Conversion to sirolimus for chronic allograft nephropathy and calcineurin inhibitor toxicity and the adverse effects of sirolimus after conversion.

BACKGROUND: Chronic allograft nephropathy and calcineurin inhibitor toxicity may cause graft loss. After kidney transplantation, especially among those patients with chronic allograft nephropathy, sirolimus may be a good alternative to calcineurin inhibitors. Unlike calcineurin inhibitors, sirolimus is devoid of significant nephrotoxicity, but approximately 30% to 50% of patients on sirolimus therapy display mild or severe adverse effects. We sought to report our experience with sirolimus conversion among patients with chronic allograft nephropathy as well as the mild versus severe adverse effects that limit the drug's use.

MATERIALS AND METHODS: We analyzed the outcomes of 88 patients (64 men and 24 women) of overall mean age of 35.9 +/- 9.9 years (range, 21-59 years) who had undergone kidney transplantation. Immunosuppressive therapy had been converted from a calcineurin inhibitor to sirolimus because of biopsy-proven chronic allograft nephropathy, calcineurin inhibitor toxicity, or presence of malignancy. We excluded patients with prior acute rejection episodes. Subjects were divided into two groups with respect to their creatinine levels: Group A < 2 mg/dL and Group B >or= 2 mg/dL. After conversion to sirolimus, possible adverse effects of sirolimus were evaluated at the follow-up inset. Each patient underwent a physical examination, and estimation of serum lipid and electrolyte levels as well as hemoglobin concentration.

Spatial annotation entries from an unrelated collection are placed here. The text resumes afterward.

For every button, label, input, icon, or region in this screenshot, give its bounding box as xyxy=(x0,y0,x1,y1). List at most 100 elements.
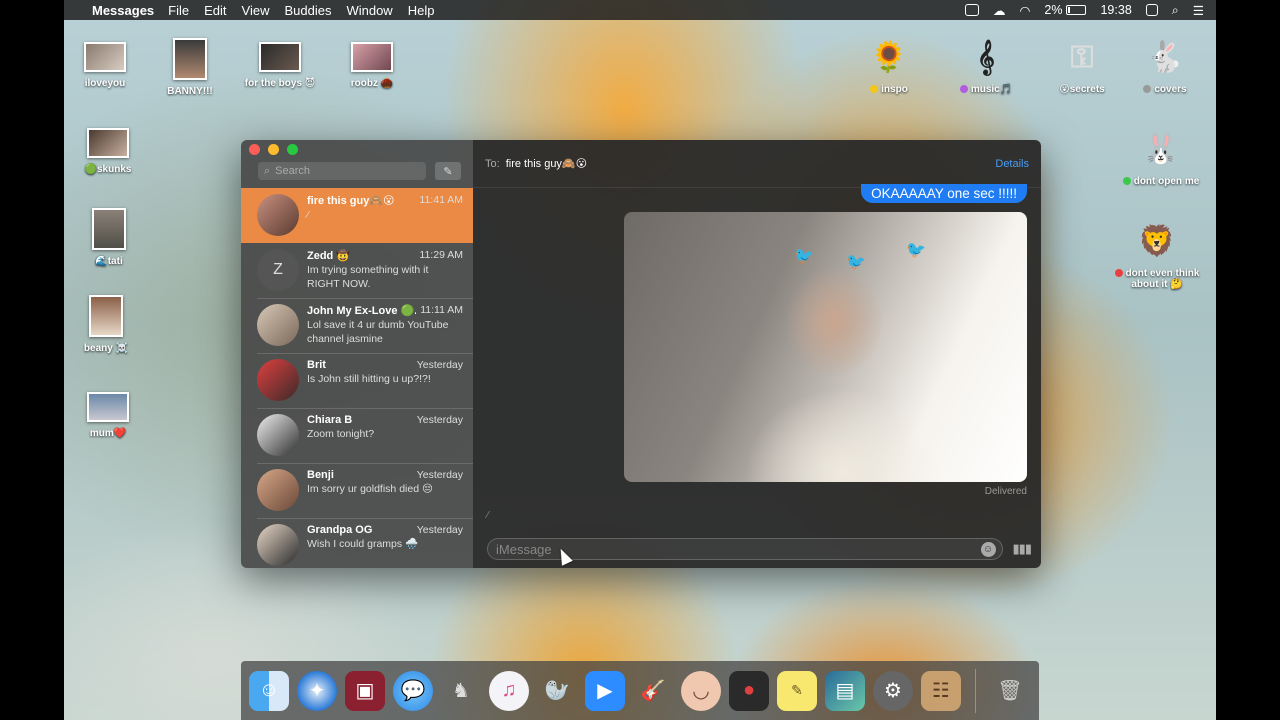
lion-icon: 🦁 xyxy=(1138,225,1176,258)
letterbox-left xyxy=(0,0,64,720)
desktop-icon-banny[interactable]: BANNY!!! xyxy=(145,38,235,97)
typing-draft-icon: ⁄ xyxy=(307,209,309,221)
conversation-item[interactable]: Brit Yesterday Is John still hitting u u… xyxy=(241,353,473,408)
conversation-preview: Wish I could gramps 🌧️ xyxy=(307,538,419,550)
conversation-time: Yesterday xyxy=(416,414,463,426)
wifi-icon[interactable]: ◠ xyxy=(1019,3,1030,18)
desktop-icon-tati[interactable]: 🌊tati xyxy=(64,208,154,267)
conversation-name: Zedd 🤠 xyxy=(307,250,351,262)
conversation-item[interactable]: fire this guy🙈😮 11:41 AM ⁄ xyxy=(241,188,473,243)
preview-icon[interactable]: ▤ xyxy=(825,670,865,711)
desktop-icon-for-the-boys[interactable]: for the boys 😈 xyxy=(235,42,325,89)
conversation-time: Yesterday xyxy=(416,469,463,481)
conversation-preview: ⁄ xyxy=(307,209,463,223)
menu-buddies[interactable]: Buddies xyxy=(284,3,331,18)
desktop-icon-label: 🟢skunks xyxy=(84,164,132,175)
menu-view[interactable]: View xyxy=(242,3,270,18)
desktop-icon-covers[interactable]: 🐇 covers xyxy=(1120,38,1210,95)
safari-icon[interactable]: ✦ xyxy=(297,670,337,711)
details-button[interactable]: Details xyxy=(995,158,1029,170)
desktop-icon-beany[interactable]: beany ☠️ xyxy=(64,295,151,354)
desktop-icon-label: roobz 🌰 xyxy=(350,78,394,89)
desktop-icon-mum[interactable]: mum❤️ xyxy=(64,392,153,439)
menu-bar-status: ☁ ◠ 2% 19:38 ⌕ ☰ xyxy=(964,3,1204,18)
conversation-preview: Lol save it 4 ur dumb YouTube channel ja… xyxy=(307,319,449,345)
screen-record-icon[interactable] xyxy=(964,4,979,16)
desktop-icon-dont-open-me[interactable]: 🐰 dont open me xyxy=(1116,130,1206,187)
menu-edit[interactable]: Edit xyxy=(204,3,226,18)
key-icon: ⚿ xyxy=(1070,41,1094,74)
finder-icon[interactable]: ☺ xyxy=(249,670,289,711)
system-preferences-icon[interactable]: ⚙ xyxy=(873,670,913,711)
spotlight-search-icon[interactable]: ⌕ xyxy=(1172,3,1179,18)
menu-window[interactable]: Window xyxy=(346,3,392,18)
desktop-icon-iloveyou[interactable]: iloveyou xyxy=(64,42,150,89)
contacts-icon[interactable]: ☷ xyxy=(921,670,961,711)
conversation-preview: Zoom tonight? xyxy=(307,428,375,440)
recipient-name[interactable]: fire this guy🙈😮 xyxy=(506,157,587,170)
desktop-icon-secrets[interactable]: ⚿ 😮secrets xyxy=(1037,38,1127,95)
desktop-icon-roobz[interactable]: roobz 🌰 xyxy=(327,42,417,89)
conversation-item[interactable]: Benji Yesterday Im sorry ur goldfish die… xyxy=(241,463,473,518)
ghost-icon[interactable]: ♞ xyxy=(441,671,481,711)
conversation-list: fire this guy🙈😮 11:41 AM ⁄ Z Zedd 🤠 11:2… xyxy=(241,188,473,568)
menu-help[interactable]: Help xyxy=(408,3,435,18)
sent-message-bubble[interactable]: OKAAAAAY one sec !!!!! xyxy=(861,184,1027,203)
desktop-icon-label: 😮secrets xyxy=(1059,84,1105,95)
walrus-icon[interactable]: 🦭 xyxy=(537,671,577,711)
conversation-time: 11:29 AM xyxy=(419,249,463,261)
conversation-item[interactable]: Chiara B Yesterday Zoom tonight? xyxy=(241,408,473,463)
close-button[interactable] xyxy=(249,144,260,155)
desktop-icon-inspo[interactable]: 🌻 inspo xyxy=(844,38,934,95)
sent-photo[interactable]: 🐦 🐦 🐦 xyxy=(624,212,1027,482)
stickies-icon[interactable]: ✎ xyxy=(777,670,817,711)
color-tag-dot xyxy=(870,85,879,94)
itunes-icon[interactable]: ♫ xyxy=(489,670,529,711)
photo-thumbnail xyxy=(87,392,129,422)
conversation-name: John My Ex-Love 🟢... xyxy=(307,305,417,317)
zoom-button[interactable] xyxy=(287,144,298,155)
desktop-icon-label: for the boys 😈 xyxy=(244,78,316,89)
clock[interactable]: 19:38 xyxy=(1100,3,1131,17)
minimize-button[interactable] xyxy=(268,144,279,155)
calendar-icon[interactable] xyxy=(1145,4,1158,16)
to-label: To: xyxy=(485,157,500,170)
desktop-icon-music[interactable]: 𝄞 music🎵 xyxy=(941,38,1031,95)
menu-file[interactable]: File xyxy=(168,3,189,18)
audio-message-icon[interactable]: ▮▮▮ xyxy=(1013,541,1032,557)
zoom-icon[interactable]: ▶ xyxy=(585,670,625,711)
photo-thumbnail xyxy=(173,38,207,80)
bird-sticker-icon: 🐦 xyxy=(906,242,926,259)
letterbox-right xyxy=(1216,0,1280,720)
photo-booth-icon[interactable]: ▣ xyxy=(345,670,385,711)
compose-button[interactable]: ✎ xyxy=(435,162,461,180)
dock: ☺ ✦ ▣ 💬 ♞ ♫ 🦭 ▶ 🎸 ◡ ● ✎ ▤ ⚙ ☷ 🗑 xyxy=(241,661,1039,720)
notification-center-icon[interactable]: ☰ xyxy=(1193,3,1204,18)
messages-icon[interactable]: 💬 xyxy=(393,670,433,711)
window-controls xyxy=(249,144,298,155)
photo-thumbnail xyxy=(351,42,393,72)
menu-app-name[interactable]: Messages xyxy=(92,3,154,18)
emoji-picker-button[interactable]: ☺ xyxy=(980,541,996,557)
conversation-preview: Im trying something with it RIGHT NOW. xyxy=(307,264,429,290)
desktop-icon-skunks[interactable]: 🟢skunks xyxy=(64,128,153,175)
dock-separator xyxy=(975,668,976,713)
battery-status[interactable]: 2% xyxy=(1044,3,1087,17)
photo-slideshow-icon[interactable]: ● xyxy=(729,670,769,711)
treble-clef-icon: 𝄞 xyxy=(977,41,995,74)
face-icon[interactable]: ◡ xyxy=(681,670,721,711)
creative-cloud-icon[interactable]: ☁ xyxy=(993,3,1006,18)
desktop-icon-dont-even-think[interactable]: 🦁 dont even think about it 🤔 xyxy=(1111,222,1203,290)
avatar xyxy=(257,194,299,236)
trash-icon[interactable]: 🗑 xyxy=(990,671,1030,711)
conversation-preview: Im sorry ur goldfish died 😔 xyxy=(307,483,433,495)
bird-sticker-icon: 🐦 xyxy=(794,248,814,265)
conversation-item[interactable]: Z Zedd 🤠 11:29 AM Im trying something wi… xyxy=(241,243,473,298)
search-icon: ⌕ xyxy=(264,164,271,177)
garageband-icon[interactable]: 🎸 xyxy=(633,671,673,711)
desktop-icon-label: dont even think about it 🤔 xyxy=(1125,268,1200,290)
conversation-item[interactable]: Grandpa OG Yesterday Wish I could gramps… xyxy=(241,518,473,568)
search-field[interactable]: ⌕ Search xyxy=(258,162,426,180)
conversation-item[interactable]: John My Ex-Love 🟢... 11:11 AM Lol save i… xyxy=(241,298,473,353)
conversation-sidebar: ⌕ Search ✎ fire this guy🙈😮 11:41 AM ⁄ Z xyxy=(241,140,473,568)
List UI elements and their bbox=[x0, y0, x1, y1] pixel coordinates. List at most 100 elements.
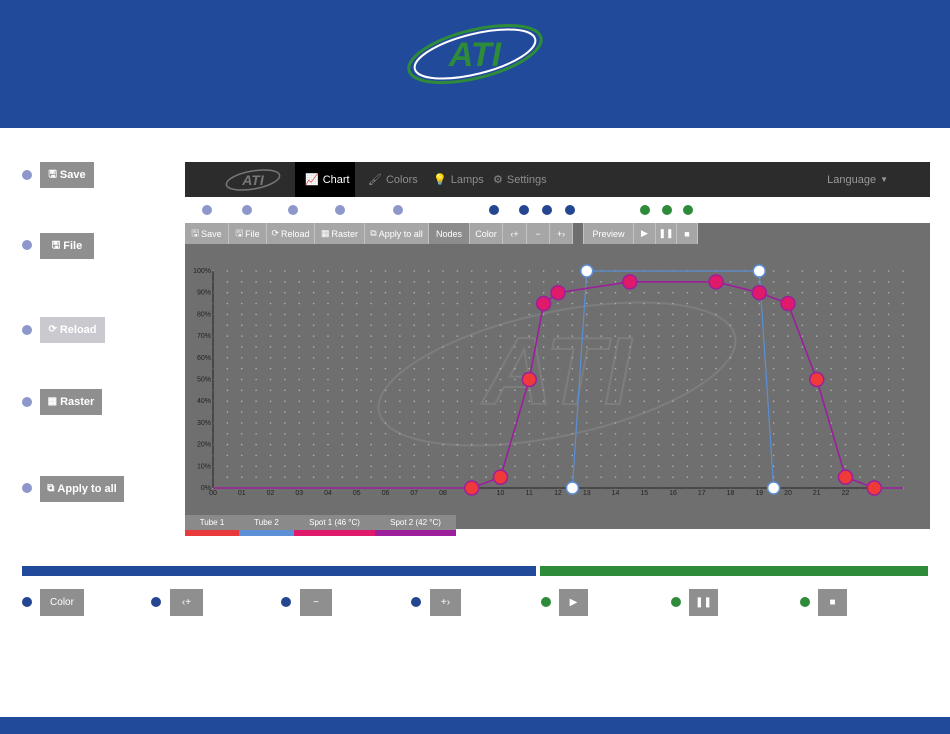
indicator-dot bbox=[22, 170, 32, 180]
grid-dot bbox=[729, 432, 732, 435]
nav-lamps[interactable]: 💡 Lamps bbox=[423, 162, 484, 197]
grid-dot bbox=[844, 270, 847, 272]
pause-button[interactable]: ❚❚ bbox=[689, 589, 718, 616]
grid-dot bbox=[298, 346, 301, 348]
grid-dot bbox=[355, 411, 358, 413]
chart-node[interactable] bbox=[866, 480, 882, 496]
save-icon: 🖫 bbox=[191, 227, 200, 238]
tb-save-button[interactable]: 🖫 Save bbox=[185, 223, 229, 244]
grid-dot bbox=[528, 389, 531, 392]
pause-button[interactable]: ❚❚ bbox=[656, 223, 677, 244]
grid-dot bbox=[255, 465, 257, 468]
grid-dot bbox=[499, 346, 502, 348]
nav-chart[interactable]: 📈 Chart bbox=[295, 162, 355, 197]
chart-node-blue[interactable] bbox=[752, 264, 766, 278]
grid-dot bbox=[528, 324, 531, 327]
y-tick-label: 60% bbox=[197, 355, 211, 362]
chart-node[interactable] bbox=[809, 371, 825, 388]
legend-item[interactable]: Tube 2 bbox=[239, 515, 294, 536]
tb-file-button[interactable]: 🖫 File bbox=[229, 223, 267, 244]
tb-raster-button[interactable]: ▦ Raster bbox=[315, 223, 365, 244]
x-tick-label: 22 bbox=[842, 490, 850, 497]
chart-node[interactable] bbox=[464, 480, 480, 496]
chart-node[interactable] bbox=[521, 371, 537, 388]
grid-dot bbox=[643, 302, 646, 305]
legend-item[interactable]: Spot 2 (42 °C) bbox=[375, 515, 456, 536]
grid-dot bbox=[772, 281, 775, 283]
legend-item[interactable]: Tube 1 bbox=[185, 515, 239, 536]
tb-color-button[interactable]: Color bbox=[470, 223, 503, 244]
play-button[interactable]: ▶ bbox=[634, 223, 656, 244]
grid-dot bbox=[830, 270, 832, 272]
x-tick-label: 01 bbox=[238, 490, 246, 497]
grid-dot bbox=[226, 411, 229, 413]
chart-node-blue[interactable] bbox=[766, 481, 781, 495]
grid-dot bbox=[370, 389, 372, 392]
grid-dot bbox=[758, 313, 761, 316]
add-node-left-button[interactable]: ‹+ bbox=[170, 589, 203, 616]
tb-reload-button[interactable]: ⟳ Reload bbox=[267, 223, 315, 244]
chart-node[interactable] bbox=[780, 295, 796, 312]
grid-dot bbox=[312, 324, 315, 327]
chart-node[interactable] bbox=[708, 274, 724, 290]
grid-dot bbox=[758, 454, 761, 457]
grid-dot bbox=[629, 324, 631, 327]
save-button[interactable]: 🖫 Save bbox=[40, 162, 94, 188]
nav-colors[interactable]: 🖌 Colors bbox=[358, 162, 424, 197]
y-tick-label: 20% bbox=[197, 442, 211, 449]
tb-apply-button[interactable]: ⧉ Apply to all bbox=[365, 223, 429, 244]
grid-dot bbox=[585, 411, 588, 413]
chart-node[interactable] bbox=[837, 469, 854, 485]
x-tick-label: 19 bbox=[755, 490, 763, 497]
grid-dot bbox=[384, 443, 387, 446]
apply-to-all-button[interactable]: ⧉ Apply to all bbox=[40, 476, 124, 502]
play-button[interactable]: ▶ bbox=[559, 589, 588, 616]
nodes-label: Nodes bbox=[429, 223, 470, 244]
grid-dot bbox=[240, 454, 243, 457]
grid-dot bbox=[269, 324, 272, 327]
grid-dot bbox=[801, 291, 804, 294]
chart-node[interactable] bbox=[535, 295, 552, 312]
grid-dot bbox=[384, 411, 387, 413]
grid-dot bbox=[787, 335, 789, 337]
raster-button[interactable]: ▦ Raster bbox=[40, 389, 102, 415]
add-node-right-button[interactable]: +› bbox=[430, 589, 461, 616]
file-button[interactable]: 🖫 File bbox=[40, 233, 94, 259]
grid-dot bbox=[700, 324, 703, 327]
grid-dot bbox=[629, 432, 631, 435]
add-node-right-button[interactable]: +› bbox=[550, 223, 573, 244]
add-left-icon: ‹+ bbox=[510, 228, 519, 239]
grid-dot bbox=[700, 313, 703, 316]
chart-node[interactable] bbox=[751, 284, 767, 301]
remove-node-button[interactable]: − bbox=[527, 223, 550, 244]
grid-dot bbox=[514, 476, 516, 478]
chart-node[interactable] bbox=[550, 284, 566, 301]
grid-dot bbox=[629, 411, 631, 413]
grid-dot bbox=[413, 281, 416, 283]
copy-icon: ⧉ bbox=[47, 483, 55, 494]
legend-item[interactable]: Spot 1 (46 °C) bbox=[294, 515, 375, 536]
grid-dot bbox=[758, 476, 761, 478]
chart-node[interactable] bbox=[492, 469, 509, 485]
grid-dot bbox=[370, 281, 372, 283]
add-node-left-button[interactable]: ‹+ bbox=[503, 223, 527, 244]
chart-node[interactable] bbox=[622, 274, 638, 290]
pause-icon: ❚❚ bbox=[695, 597, 712, 608]
schedule-chart[interactable]: ATI 000102030405060708091011121314151617… bbox=[185, 244, 930, 529]
language-dropdown[interactable]: Language ▼ bbox=[827, 162, 888, 197]
grid-dot bbox=[470, 367, 473, 370]
grid-dot bbox=[715, 432, 717, 435]
grid-dot bbox=[571, 313, 574, 316]
chart-node-blue[interactable] bbox=[580, 264, 594, 278]
reload-button[interactable]: ⟳ Reload bbox=[40, 317, 105, 343]
grid-dot bbox=[499, 281, 502, 283]
grid-dot bbox=[370, 378, 372, 381]
remove-node-button[interactable]: − bbox=[300, 589, 332, 616]
stop-button[interactable]: ■ bbox=[677, 223, 698, 244]
color-button[interactable]: Color bbox=[40, 589, 84, 616]
indicator-dot bbox=[393, 205, 403, 215]
stop-button[interactable]: ■ bbox=[818, 589, 847, 616]
chart-node-blue[interactable] bbox=[565, 481, 580, 495]
nav-settings[interactable]: ⚙ Settings bbox=[483, 162, 553, 197]
grid-dot bbox=[442, 324, 444, 327]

RESULTS: At the time of conversion of the 88 renal transplant patients, their mean duration after grafting was 48 +/- 15 months (range, 4-296). The prior treatment consisted of a calcineurin inhibitor, prednisolone, and mycophenolate mofetil. After conversion, the calcineurin inhibitor was stopped and sirolimus was begun. The 48 Group 2 patients (34 men, 14 women) of overall mean posttransplant time of 22.7 +/- 14.6 months who underwent conversion displayed a mean serum creatinine increase to 3.2 +/- 1.4 mg/dL, including 17 subjects who underwent rejection. The 40 Group 1 patients (30 men, 10 women) with a mean overall posttransplant period of 67.6 +/- 49.9 months showed an fall in serum creatinine level to 1.4 +/- 0.5 mg/dL among only 3 patients. While 5/88 patients showed no increase in proteinuria (5.6%); 83 (94.4%) did experience it. Proteinuria increased from a mean of 192 +/- 316 to 449 +/- 422 mg/d. Only three patients displayed heavy proteinuria (>3 g/d); sirolimus was discontinued for this reason. Proteinuria was well controlled in the other patients with angiotensin-converting enzyme and/or angiotensin II receptor inhibitor agents. After sirolimus conversion, serum cholesterol levels increased from 187 +/- 42 to 214 +/- 52 mg/dL, and serum triglyceride levels increased from 161 +/- 61 to 194 +/- 102 mg/dL. All but four patients responded to statin therapy, with serum lipid levels falling to acceptable levels. Another four patients developed unilateral lower extremity edema with sirolimus discontinued for this reason. One patient displayed generalized arthralgia.

CONCLUSION: Chronic allograft nephropathy or calcineurin inhibitor toxicity can lead to loss of graft kidney function. Calcineurin inhibitor toxicity can lead to chronic allograft nephropathy. Patients with a low baseline serum creatinine level who undergo sirolimus conversion showed stabilized kidney function. Late conversion of patients with a serum creatinine above 2 mg/dL face a risk of graft failure. Sirolimus displayed a limited incidence of serious adverse effects; mild or moderate adverse effects, such as hyperlipidemia and proteinuria, were easily controlled with countermeasure therapy.